ГЛАВА ДВАДЦАТЬ ТРЕТЬЯ. БЕСЕДА В ПЛАТАНОВОЙ РОЩЕ

   Довольно скоро шевалье де Труа догадался, что в нынешнее положение ввергнут не навсегда. Вместе со всеми остальными братьями, заключенными в клетку строжайшего режима в укромной обители Сен-Мари-дез-Латен, он проходит испытание. Кому-то нужно еще что-то доказать. Одним лишь тем, что нацепил соответствующий плащ, ты не стал настоящим тамплиером. Главное коварство этого испытания состояло в том, что оно начиналось сразу после торжественного приема в орден, которое многим виделось венцом их годичных усилий. Это был дополнительный пост вместо желанного разговения.
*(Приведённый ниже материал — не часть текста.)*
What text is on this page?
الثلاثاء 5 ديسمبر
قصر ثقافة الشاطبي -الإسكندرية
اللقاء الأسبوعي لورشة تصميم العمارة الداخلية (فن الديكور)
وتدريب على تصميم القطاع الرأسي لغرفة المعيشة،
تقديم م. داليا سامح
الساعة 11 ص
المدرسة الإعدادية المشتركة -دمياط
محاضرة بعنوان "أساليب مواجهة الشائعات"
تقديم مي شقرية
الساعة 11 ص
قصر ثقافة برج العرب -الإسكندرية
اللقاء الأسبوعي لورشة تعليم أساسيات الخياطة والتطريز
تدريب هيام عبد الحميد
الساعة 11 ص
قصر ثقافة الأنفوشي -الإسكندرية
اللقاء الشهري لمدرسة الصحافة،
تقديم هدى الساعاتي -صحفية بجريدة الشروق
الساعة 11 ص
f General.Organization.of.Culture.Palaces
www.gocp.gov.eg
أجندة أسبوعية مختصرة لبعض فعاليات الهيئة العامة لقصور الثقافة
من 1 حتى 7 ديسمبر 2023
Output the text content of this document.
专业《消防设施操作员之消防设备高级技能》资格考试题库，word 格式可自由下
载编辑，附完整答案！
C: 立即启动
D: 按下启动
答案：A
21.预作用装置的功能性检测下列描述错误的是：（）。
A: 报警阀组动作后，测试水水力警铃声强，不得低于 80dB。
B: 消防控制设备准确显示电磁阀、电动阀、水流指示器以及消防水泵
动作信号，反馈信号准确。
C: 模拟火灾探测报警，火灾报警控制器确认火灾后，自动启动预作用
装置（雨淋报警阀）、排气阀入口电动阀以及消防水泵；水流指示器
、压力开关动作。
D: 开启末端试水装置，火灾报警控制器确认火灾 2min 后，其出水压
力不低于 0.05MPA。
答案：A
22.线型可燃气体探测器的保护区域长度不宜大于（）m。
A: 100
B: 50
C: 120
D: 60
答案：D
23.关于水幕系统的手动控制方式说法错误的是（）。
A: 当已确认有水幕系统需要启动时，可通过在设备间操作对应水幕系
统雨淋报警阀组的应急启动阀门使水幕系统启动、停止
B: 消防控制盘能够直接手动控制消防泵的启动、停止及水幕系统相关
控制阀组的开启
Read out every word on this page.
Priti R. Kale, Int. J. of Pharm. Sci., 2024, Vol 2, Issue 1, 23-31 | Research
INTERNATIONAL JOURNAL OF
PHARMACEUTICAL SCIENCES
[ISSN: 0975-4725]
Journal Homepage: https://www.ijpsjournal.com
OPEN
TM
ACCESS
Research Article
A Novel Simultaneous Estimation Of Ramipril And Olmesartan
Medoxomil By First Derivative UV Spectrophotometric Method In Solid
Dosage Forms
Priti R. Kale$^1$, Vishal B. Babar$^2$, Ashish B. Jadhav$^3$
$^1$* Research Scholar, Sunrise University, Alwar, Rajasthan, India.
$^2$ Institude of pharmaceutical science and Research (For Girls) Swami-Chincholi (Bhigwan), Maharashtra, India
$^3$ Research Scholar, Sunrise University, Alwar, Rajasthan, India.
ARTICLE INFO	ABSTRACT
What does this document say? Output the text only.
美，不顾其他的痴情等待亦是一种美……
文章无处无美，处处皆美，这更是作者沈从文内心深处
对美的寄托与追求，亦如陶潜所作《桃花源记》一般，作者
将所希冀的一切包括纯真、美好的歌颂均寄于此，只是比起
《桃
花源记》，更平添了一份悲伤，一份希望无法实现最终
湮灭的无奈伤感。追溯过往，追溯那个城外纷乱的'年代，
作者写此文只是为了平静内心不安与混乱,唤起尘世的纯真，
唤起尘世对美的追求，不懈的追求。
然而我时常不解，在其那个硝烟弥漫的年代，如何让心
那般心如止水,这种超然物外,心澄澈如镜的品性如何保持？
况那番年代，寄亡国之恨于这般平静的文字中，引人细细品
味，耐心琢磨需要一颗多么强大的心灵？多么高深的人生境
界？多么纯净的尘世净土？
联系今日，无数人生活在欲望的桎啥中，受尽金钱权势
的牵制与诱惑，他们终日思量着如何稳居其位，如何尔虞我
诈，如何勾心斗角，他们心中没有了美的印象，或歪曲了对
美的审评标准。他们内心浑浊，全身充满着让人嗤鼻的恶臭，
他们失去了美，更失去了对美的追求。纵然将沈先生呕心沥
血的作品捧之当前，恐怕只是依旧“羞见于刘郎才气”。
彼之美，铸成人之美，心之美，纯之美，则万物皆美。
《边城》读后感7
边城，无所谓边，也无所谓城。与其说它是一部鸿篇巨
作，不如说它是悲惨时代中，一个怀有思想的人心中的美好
   Уяснив это для себя, шевалье успокоился и со всей возможной педантичностью подошел к исполнению обязанностей, налагаемым на него уставом и режимом. Неделя проходила за неделей, и рыцари, одновременно вошедшие с ним под своды капеллы, начали проявлять признаки внутренней слабости. Не все они были людьми первой молодости, когда легче сносить всевозможные притеснения. Многие из них успели пожить жизнью роскошной и привольной. Будучи ввергнуты в самое оголтелое, неприукрашенное монашество, они стали терять самообладание. Внести в кассу ордена целое состояние и сидеть при этом на чечевичной похлебке и вареном просе?!
   Первой, под напором нарастающего неудовольствия, не устояла заповедь избегать празднословия. Рыцари, так или иначе, перезнакомились и коротали вечерние часы за благородной беседой, то есть вовсю сплетничали. Еще через неделю они уже осмелели до такой степени, что стали посылать оруженосцев в город за провизией, которая могла бы скрасить неуклонное несение христианского подвига. У всех оказались припрятаны особые деньги в меняльных конторах столицы. Оруженосцам разрешалось покидать территорию капеллы совершенно свободно, ибо они никакого обета не давали. Вечерами стали устраиваться настоящие пиршества и монашеская жизнь перестала казаться господам тамплиерам слишком уж невыносимой.
   Самым интересным и неожиданным в какой-то степени было следующее открытие — никто их, полноправных тамплиеров, не собирался наказывать за все те отступления от устава и порядка, которые они себе позволяли. Несмотря на то, что служки, несомненно, докладывали господину приору капеллы, о том, что творится по ночам в кельях, он и не думал никого распекать.
   После этого господа тамплиеры, посовещавшись, объединили часть средств и подкупили тех служек, что призваны были следить за соблюдением режима, и теперь большинство рыцарей могло не тащиться к полунощнице в церковь, а имело приятную возможность продлить мгновения сладкого сна.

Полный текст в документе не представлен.